Did you ever come to a verdict on the Shiva/Guru plugs? Care to share your findings? I know that I need to head in that direction, I'm just not sure how painful it will be. :)
Thanks,
- Keith
> Did you ever come to a verdict on the Shiva/Guru plugs?
Not yet
> Care to share your findings? I know that I need to head in that direction, I'm just not sure how painful it will be. :)
At least somewhat painful.
I haven't touched neither in months (working on something else), but
here is where things stand:
Sheeva:
The darned thing can't even recognize a USB to Serial bridge
configured out of the box. Unfortunately, Ubuntu decided to drop ARM
support, so Sheeva comes with the last version of Ubuntu that does
have ARM support, and that is 9.04 (read: lack of forward support).
Configuration I got has a segfaulting hald(8), and as of the moment I
dealt with it for the last time there was no fix for it.
Maybe Marvell did come up with support for bridges by now, maybe it
hasn't, I don't know. In any case, last thing that I was planning to
do with Sheeva was to install generic Debian on it (which does keep
ARM supported, unlike Ubuntu), but didn't get time to do that.
Guru:
Hardware sounds more impressive (twice Ethernets, twice USBs, WiFi,
Bluetooth for the configuration I got), but looks cheaper. If I had to
choose based on the feel of hardware, I'd pick Sheeva in a moment -
but alas, the looks is not everything.
Has Debian on it. Networking is trigger happy and unpredictable, PITA
to configure (haven't committed anything). Runs pretty hot - don't
know if I am comfortable with it, but haven't run it for long enough
to have anything substantiated. Has a micro SD card (unlike Sheeva),
so you won't be able to reuse any you previously had.

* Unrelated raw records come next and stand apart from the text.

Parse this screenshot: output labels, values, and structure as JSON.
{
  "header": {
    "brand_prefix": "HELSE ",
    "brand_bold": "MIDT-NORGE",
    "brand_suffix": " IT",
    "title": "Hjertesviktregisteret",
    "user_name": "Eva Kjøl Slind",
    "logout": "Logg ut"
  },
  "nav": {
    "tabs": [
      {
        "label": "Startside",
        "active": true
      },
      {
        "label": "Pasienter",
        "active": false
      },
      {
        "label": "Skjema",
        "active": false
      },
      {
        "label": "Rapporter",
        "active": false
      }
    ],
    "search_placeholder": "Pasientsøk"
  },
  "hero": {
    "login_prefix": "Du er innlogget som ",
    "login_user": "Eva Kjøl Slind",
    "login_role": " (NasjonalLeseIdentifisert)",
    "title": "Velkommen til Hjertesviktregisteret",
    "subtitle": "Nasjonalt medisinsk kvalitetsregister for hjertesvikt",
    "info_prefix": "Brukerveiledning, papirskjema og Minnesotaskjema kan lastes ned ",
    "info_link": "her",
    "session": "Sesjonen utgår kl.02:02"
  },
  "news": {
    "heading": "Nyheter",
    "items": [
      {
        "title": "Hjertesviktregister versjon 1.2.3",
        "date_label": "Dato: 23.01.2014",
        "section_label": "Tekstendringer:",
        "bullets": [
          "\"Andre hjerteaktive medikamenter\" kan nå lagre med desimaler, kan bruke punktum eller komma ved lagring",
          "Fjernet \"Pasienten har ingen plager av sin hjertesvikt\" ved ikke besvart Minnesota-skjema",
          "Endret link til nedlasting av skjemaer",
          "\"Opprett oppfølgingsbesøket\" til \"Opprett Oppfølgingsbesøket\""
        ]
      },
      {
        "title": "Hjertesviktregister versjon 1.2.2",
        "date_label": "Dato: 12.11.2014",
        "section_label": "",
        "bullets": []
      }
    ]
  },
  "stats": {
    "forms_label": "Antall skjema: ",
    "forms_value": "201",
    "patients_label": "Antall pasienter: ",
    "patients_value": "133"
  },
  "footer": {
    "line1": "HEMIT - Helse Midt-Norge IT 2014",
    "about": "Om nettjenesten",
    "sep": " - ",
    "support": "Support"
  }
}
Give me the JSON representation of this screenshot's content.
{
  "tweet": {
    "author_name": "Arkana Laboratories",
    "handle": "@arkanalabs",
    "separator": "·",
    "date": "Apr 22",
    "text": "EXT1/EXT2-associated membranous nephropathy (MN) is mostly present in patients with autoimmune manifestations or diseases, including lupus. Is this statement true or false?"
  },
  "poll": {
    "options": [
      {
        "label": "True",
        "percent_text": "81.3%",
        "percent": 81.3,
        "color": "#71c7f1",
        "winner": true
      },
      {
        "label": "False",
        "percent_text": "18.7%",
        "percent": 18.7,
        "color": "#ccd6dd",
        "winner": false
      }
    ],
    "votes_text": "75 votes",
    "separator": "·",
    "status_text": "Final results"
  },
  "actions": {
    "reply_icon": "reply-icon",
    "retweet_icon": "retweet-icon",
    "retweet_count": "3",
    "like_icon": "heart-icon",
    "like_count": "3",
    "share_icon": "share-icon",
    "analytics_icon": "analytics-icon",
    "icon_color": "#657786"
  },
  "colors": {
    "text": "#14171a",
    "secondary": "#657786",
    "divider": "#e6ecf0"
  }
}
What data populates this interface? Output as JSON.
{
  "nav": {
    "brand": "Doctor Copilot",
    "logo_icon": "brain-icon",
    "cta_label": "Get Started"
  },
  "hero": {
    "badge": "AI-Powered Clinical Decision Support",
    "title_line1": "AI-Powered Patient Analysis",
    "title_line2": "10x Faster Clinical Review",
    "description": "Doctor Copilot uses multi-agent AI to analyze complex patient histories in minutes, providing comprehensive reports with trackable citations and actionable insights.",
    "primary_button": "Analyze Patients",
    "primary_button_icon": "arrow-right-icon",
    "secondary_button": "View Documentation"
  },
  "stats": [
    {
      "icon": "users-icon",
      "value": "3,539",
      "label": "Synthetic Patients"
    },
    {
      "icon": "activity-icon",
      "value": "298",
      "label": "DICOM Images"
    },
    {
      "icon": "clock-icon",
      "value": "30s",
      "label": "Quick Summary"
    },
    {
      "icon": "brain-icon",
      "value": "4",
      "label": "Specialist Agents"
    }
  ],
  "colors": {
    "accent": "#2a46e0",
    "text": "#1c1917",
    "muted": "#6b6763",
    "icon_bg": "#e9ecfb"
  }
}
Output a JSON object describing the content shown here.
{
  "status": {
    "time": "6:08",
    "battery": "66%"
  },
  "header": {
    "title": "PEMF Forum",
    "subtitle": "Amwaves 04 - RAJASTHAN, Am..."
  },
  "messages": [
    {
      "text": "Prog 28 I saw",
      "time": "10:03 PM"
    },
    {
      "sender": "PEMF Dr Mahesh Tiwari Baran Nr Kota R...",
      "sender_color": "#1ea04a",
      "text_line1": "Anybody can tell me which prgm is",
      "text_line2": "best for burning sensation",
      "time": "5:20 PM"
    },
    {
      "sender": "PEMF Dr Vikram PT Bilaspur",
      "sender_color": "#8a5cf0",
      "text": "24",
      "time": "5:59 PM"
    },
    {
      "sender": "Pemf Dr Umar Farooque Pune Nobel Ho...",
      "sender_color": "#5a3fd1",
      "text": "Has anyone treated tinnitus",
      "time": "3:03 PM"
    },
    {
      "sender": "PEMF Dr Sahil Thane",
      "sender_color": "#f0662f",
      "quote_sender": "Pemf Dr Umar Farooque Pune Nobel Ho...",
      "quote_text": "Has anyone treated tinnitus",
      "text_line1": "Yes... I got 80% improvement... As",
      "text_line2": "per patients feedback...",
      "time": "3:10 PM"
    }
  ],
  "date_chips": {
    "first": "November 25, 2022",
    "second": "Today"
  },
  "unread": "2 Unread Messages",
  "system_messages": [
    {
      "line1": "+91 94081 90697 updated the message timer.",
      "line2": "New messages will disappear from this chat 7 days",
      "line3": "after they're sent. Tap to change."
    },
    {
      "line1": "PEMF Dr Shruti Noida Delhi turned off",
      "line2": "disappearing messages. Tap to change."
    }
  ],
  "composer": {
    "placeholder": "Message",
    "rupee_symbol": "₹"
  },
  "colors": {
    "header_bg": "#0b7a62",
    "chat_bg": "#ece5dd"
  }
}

I've played with Guru even less than I've played with Sheeva, so can't
give any tangible "pro" or "con" advice. Yes, that'll be the most
definite answer - "I don't know yet". Will know in a few months, when
I'm done with what I'm doing now.
Meanwhile, even though it may so happen that neither will run DZ
happily (unlikely, but possible), other people have great success
using them as low power media servers and general purpose utility
boxes, so your investment will not go to waste.
> - Keith
--vt
Thanks for sharing!
- Keith
Debian ARM is pretty good, so I wouldn't write it off. I've had
excellent support via the debian-arm mailing list and IRC. ARM employ
some of the Debian ARM project leaders...
Tim.
I've been using one for a while as a server and zoning controller.
It's quiet (fanless), and really low power and stable. I have it
running from a hard drive, but for reliability you could use a USB
flash drive. I'm using Debian ARM on it with no problems.